Africa Cooperation Economy Trade Zimbabwe

Brexit: Britain ready to work with Zimbabwe

Britain is looking at formalising and boosting its trade relations with Zimbabwe once it leaves the European Union.

This was said by the British ambassador to Zimbabwe, Mrs Melanie Robinson after paying a courtesy call on Speaker of the National Assembly Advocate Jacob Mudenda this morning.

“The Honourable Speaker and I had a good discussion this morning and the first thing we discussed was the continuation of trade between the UK and Zimbabwe.

“We have excellent trade relationships at the moment over US$400 million of trade in goods from Zimbabwe go to the UK and just recently I was in the Eastern Highlands looking at one of the tea estates of which 95 percent of that tea goes to London and we were talking about ratifying our agreement to continue that trade so that the UK and Zimbabwe can continue the same level of trade after the UK has left the European Union so I was assured by the Speaker that that process is underway,” Mrs Robinson said.

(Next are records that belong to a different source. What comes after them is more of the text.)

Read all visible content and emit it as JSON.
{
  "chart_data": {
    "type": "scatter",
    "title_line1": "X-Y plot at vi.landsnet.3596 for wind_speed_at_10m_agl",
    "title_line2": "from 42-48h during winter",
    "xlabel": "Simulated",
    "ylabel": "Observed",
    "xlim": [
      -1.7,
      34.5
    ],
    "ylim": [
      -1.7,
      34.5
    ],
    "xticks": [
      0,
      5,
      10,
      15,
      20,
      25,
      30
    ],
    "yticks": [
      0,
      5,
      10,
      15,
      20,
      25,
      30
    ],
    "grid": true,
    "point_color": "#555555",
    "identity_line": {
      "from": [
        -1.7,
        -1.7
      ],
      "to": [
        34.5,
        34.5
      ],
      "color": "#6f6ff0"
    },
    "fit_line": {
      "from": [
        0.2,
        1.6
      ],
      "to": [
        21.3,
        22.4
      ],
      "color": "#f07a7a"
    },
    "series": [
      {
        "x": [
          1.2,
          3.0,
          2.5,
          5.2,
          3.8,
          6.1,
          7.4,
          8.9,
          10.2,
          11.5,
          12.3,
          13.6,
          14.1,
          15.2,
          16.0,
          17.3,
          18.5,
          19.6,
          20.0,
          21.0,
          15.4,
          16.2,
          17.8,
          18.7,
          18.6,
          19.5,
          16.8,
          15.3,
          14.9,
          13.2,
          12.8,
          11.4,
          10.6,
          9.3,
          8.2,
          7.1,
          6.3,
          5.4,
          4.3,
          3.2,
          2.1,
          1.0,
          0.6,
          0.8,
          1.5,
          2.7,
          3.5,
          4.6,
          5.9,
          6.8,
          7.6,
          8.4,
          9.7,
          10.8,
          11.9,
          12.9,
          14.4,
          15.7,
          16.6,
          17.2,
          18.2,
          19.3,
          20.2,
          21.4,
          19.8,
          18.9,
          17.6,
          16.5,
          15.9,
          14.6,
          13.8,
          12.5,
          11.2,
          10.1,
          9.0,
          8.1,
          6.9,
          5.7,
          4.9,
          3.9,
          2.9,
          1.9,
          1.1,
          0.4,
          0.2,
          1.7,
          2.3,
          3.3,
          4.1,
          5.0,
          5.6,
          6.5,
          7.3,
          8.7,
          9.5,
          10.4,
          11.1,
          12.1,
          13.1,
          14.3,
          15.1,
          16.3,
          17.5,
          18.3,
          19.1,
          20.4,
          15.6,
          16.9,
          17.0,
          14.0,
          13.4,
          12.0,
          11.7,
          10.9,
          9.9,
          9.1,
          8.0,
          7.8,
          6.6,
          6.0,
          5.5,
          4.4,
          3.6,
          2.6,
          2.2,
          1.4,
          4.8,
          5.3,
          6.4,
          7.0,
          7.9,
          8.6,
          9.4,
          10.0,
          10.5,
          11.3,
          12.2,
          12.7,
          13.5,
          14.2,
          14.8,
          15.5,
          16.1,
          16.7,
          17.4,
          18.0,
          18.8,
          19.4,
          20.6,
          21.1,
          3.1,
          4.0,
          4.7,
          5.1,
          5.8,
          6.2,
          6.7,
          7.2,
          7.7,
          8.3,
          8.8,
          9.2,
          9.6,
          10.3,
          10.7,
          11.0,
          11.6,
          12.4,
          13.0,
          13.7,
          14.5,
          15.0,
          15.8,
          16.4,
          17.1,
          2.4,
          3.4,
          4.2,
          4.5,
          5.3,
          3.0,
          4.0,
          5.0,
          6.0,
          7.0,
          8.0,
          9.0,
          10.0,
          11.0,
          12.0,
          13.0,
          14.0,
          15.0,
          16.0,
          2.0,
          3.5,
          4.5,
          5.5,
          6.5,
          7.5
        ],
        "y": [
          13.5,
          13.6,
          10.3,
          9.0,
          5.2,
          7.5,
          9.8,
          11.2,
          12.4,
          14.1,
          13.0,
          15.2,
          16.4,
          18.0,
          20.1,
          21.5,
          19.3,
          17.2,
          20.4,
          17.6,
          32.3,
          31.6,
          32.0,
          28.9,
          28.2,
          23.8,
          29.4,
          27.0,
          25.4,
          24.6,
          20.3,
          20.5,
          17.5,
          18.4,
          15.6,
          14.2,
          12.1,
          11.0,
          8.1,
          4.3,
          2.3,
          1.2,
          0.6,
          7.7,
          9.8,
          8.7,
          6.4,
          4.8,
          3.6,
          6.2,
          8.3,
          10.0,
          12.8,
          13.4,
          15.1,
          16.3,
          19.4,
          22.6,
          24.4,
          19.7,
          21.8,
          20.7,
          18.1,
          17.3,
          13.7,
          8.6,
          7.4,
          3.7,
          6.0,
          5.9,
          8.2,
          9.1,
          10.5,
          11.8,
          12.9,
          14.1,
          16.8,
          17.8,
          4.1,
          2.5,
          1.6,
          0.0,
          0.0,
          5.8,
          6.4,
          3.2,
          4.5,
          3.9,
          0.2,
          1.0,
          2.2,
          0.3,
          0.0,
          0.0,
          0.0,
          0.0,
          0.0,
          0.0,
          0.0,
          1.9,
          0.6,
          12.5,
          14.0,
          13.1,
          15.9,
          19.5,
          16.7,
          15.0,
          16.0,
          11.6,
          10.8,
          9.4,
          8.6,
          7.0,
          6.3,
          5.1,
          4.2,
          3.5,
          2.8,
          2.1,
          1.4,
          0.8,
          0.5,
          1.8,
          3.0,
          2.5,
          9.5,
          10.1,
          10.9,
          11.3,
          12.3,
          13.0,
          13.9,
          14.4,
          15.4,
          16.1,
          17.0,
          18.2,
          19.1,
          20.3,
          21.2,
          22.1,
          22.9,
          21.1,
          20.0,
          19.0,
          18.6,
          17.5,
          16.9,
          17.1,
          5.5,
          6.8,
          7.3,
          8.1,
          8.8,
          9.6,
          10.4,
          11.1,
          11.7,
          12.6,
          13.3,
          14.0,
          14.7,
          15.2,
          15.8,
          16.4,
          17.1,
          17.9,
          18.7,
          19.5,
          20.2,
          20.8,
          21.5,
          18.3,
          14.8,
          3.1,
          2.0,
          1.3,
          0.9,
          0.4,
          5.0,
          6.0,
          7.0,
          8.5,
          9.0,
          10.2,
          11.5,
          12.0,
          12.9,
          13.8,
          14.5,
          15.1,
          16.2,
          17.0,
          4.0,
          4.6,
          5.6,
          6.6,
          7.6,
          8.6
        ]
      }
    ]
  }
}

Meanwhile; hundreds of villagers in Gokwe North now have thriving community gardens, courtesy of an UKaid programme being implemented by Caritas Gokwe with the support of the Catholic Agency for Overseas Development (Cafod).

Beneficiaries and their livestock faced hunger due to recurrent drought in the area and used to walk several kilometres in search of water.

With the help of the non-government organisations and UKaid, villagers were now into irrigation utilising water from Vimbe Dam while focussing on production of maize, beans and bananas, among other crops.

“We have three community gardens, one with 130 members, another has 140 and the third has 203 members surrounding this dam and Caritas assisted with fences,” Innocent Muvaka, the project patron.

The nearby clinic and local schools as well as hundreds of other villagers in nearby three wards were also benefitting from the dam and irrigation schemes.

The dam was first constructed in 1992 but several challenges were encountered until the intervention of Caritas and Cafod in 2016.

“Since then, we never had a problem with water and our lives have changed completely,” Muvaka said.

The project is working on climate resilience by increasing nutrition-sensitive agriculture. Project monitoring and evaluation officer, Admire Dube said at least three wards were benefitting from the initiative.

“We also have solar panels to aid in so many ways here. A lot of people come to buy different crops like vegetables,” he said.

One of the beneficiaries Florence Musiiwa said: “We have been helped by these organisations to plant nutritional crops and we end up selling some to buy basics, pay school fees and buy underwear for the girls. There are some things you cannot ask their fathers to buy for them and now, thanks to the help, we get the money to buy.”

The programme is helping more than 130 000 people in Zimbabwe and stretches to remote areas including Uzumba, Maramba, Pfungwe, Gokwe North and South.